WASEDA WEEKLY |
People :
|
![]()
Kenta Takeuchi, a senior in the School of Political Science and Economics, belongs to Professor Kazunori Araki’s Seminar. He was born in Hyogo Prefecture in 1984, and graduated from Nagata Prefectural High school. He likes baseball and reading.
|
Recently, to support working women who are raising children, there are an increasing number of cases where hospitals and companies have established nurseries. Think Education Co., established by Mr. Takeuchi, is a nursery consulting company. Becoming interested in childcare services when he was an intern, he founded Think Education with some like-minded colleagues. Now, in addition to consulting, Mr. Takeuchi, attempting to fulfill the need for quality in preschool education that is increasingly demanded by parents, has entered the field of nursery school education. He has established various courses such as Signed English, which combines English with signing (as in American Sign Language), and the “Sports Elite Training Course”, a physical education course which recognizes that the nursery school years are the ideal time to train the muscles of the trunk, which have a great influence over sports ability. At times, Mr. Takeuchi infiltrates the mothers' groups and listens to their worries. He's easy to get to know, and words like "cheerful" and "lively" fit him perfectly.

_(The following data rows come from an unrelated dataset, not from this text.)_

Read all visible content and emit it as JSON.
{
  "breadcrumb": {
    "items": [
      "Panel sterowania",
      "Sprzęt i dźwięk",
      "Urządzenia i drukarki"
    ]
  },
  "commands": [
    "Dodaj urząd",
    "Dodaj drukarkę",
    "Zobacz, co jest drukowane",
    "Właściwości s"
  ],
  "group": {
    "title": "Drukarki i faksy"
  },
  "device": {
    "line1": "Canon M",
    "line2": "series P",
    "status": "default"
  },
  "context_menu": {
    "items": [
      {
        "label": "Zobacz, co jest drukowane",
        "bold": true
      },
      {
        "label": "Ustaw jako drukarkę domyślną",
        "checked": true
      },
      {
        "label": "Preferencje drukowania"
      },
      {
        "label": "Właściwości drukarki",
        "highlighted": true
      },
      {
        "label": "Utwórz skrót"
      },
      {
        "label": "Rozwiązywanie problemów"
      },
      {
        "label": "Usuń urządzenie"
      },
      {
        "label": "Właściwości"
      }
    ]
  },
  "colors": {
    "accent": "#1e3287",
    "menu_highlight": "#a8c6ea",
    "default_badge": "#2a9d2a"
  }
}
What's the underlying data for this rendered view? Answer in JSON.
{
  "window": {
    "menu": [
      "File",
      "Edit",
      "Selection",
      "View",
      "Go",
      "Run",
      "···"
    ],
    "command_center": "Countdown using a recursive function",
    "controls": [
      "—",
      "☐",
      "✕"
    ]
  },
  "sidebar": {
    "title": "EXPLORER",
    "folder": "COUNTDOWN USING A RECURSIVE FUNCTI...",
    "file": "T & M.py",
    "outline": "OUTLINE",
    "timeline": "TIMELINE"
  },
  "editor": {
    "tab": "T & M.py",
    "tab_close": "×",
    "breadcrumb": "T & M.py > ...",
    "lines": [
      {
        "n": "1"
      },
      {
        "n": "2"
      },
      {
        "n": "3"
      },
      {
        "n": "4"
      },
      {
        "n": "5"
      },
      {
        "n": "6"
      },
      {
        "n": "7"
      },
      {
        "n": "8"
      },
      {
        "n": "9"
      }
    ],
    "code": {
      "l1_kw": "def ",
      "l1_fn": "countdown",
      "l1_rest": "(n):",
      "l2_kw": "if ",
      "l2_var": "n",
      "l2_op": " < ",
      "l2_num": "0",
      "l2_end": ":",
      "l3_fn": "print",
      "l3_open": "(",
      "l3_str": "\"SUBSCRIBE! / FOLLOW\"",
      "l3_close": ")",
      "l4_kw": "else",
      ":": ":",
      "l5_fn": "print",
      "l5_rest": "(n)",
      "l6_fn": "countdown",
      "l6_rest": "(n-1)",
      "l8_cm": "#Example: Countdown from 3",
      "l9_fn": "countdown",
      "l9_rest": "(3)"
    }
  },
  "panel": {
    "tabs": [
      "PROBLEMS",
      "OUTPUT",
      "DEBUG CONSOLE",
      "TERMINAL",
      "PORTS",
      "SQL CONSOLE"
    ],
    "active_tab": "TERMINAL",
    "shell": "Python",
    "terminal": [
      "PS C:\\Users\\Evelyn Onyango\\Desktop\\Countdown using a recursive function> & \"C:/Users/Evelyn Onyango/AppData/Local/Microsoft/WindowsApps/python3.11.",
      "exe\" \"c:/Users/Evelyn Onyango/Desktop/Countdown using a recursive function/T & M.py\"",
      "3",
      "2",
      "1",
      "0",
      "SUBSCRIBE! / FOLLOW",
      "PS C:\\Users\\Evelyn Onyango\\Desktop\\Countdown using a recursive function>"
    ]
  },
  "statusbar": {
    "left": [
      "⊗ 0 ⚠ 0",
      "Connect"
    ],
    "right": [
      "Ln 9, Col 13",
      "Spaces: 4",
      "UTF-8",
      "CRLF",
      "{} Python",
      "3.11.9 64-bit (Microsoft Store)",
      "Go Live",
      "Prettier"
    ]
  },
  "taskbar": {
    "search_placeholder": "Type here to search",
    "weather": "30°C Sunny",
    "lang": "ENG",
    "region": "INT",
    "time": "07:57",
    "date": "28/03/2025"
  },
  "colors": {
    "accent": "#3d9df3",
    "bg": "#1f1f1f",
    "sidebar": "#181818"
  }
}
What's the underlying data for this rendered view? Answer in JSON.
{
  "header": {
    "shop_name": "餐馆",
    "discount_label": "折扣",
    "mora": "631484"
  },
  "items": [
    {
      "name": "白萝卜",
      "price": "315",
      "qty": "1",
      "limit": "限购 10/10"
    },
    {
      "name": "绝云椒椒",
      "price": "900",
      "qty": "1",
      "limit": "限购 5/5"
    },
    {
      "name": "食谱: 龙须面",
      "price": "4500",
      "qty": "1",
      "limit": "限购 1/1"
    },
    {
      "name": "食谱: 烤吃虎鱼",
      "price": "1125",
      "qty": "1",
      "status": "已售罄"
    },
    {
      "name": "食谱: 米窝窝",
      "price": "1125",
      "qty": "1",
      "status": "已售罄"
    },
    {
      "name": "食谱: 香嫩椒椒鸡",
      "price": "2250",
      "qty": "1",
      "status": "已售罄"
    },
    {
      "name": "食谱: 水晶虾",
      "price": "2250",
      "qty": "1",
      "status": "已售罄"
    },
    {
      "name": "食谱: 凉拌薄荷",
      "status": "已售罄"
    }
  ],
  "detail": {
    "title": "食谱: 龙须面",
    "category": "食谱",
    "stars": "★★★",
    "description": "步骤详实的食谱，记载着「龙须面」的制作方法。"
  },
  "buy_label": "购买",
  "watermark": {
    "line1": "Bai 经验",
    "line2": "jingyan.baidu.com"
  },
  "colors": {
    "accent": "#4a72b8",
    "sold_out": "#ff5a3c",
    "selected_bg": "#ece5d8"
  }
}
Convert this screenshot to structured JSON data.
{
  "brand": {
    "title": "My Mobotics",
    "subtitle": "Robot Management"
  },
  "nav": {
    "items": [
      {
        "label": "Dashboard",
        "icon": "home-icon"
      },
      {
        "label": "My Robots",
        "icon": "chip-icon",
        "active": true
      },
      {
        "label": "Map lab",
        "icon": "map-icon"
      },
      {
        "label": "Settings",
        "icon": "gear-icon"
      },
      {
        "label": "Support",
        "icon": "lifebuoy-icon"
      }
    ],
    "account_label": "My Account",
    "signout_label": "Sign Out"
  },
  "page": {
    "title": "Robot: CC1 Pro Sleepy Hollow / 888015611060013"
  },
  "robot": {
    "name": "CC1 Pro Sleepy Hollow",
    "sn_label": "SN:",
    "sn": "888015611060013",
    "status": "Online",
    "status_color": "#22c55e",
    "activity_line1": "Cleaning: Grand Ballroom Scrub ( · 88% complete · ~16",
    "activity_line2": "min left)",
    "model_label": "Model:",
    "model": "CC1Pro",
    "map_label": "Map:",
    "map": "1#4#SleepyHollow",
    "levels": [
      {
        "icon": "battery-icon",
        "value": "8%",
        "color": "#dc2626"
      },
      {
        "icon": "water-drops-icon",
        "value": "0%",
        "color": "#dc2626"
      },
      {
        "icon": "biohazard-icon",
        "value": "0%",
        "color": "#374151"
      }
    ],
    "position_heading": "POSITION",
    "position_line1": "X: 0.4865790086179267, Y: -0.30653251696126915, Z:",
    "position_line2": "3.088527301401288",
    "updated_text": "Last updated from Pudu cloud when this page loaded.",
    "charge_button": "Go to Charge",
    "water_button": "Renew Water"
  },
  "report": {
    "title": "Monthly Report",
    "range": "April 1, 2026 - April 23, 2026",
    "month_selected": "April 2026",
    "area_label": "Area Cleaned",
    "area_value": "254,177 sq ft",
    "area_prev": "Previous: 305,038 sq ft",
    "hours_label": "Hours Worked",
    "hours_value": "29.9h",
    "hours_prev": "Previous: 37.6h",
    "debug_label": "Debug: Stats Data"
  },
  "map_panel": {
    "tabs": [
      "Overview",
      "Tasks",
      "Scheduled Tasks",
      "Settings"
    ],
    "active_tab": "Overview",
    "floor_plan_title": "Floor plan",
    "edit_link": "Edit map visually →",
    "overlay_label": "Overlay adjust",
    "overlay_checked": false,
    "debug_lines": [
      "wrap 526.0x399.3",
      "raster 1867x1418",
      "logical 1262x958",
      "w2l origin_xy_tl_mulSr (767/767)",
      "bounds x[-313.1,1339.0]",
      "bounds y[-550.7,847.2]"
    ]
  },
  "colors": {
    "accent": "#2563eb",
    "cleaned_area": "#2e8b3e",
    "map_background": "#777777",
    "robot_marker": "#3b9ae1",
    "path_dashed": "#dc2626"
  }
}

Now, when he's a senior, he is actively involved in the work of the company he has started. At the same time, though, his feeling for the university is far stronger than that of the average student. “I like Waseda an awful lot. I am proud of Waseda graduates who have contributed to society”. When he went to a baseball team party at his old high school, he wore a mortarboard, cloak, and geta, and, playing a rough and vulgar student, tried to cause a commotion, but was stopped by his younger friends. During the campus festival, he participated in a stage drama “The King of Waseda Final Contests”, enthusiastically playing a character who out of a sense of justice rescued a dog (a stuffed one, of course) from a pond and held an umbrella over the head of a security guard who was getting wet in the rain. “I came to Waseda to meet individualistic Waseda students, but my friends tell me that nobody is more typically Waseda than I am.”
“Because I was born in Kobe, I was able to observe the process of reconstruction of buildings that had collapsed during the earthquake. In the future I hope I can contribute to Kobe’s economic recovery.” Furthermore, this year Waseda is holding an exchange program with Lithuanian students as part of the 2005 Japan-EU Year People-to-People Exchanges. Mr. Takeuchi is scheduled to give a speech in English on “a sustainable economy” at Vilnius University in Lithuania. Mr. Takeuchi maintains an inimitable balance of thoughtfulness and wackiness. He is really a dependable contemporary Waseda student.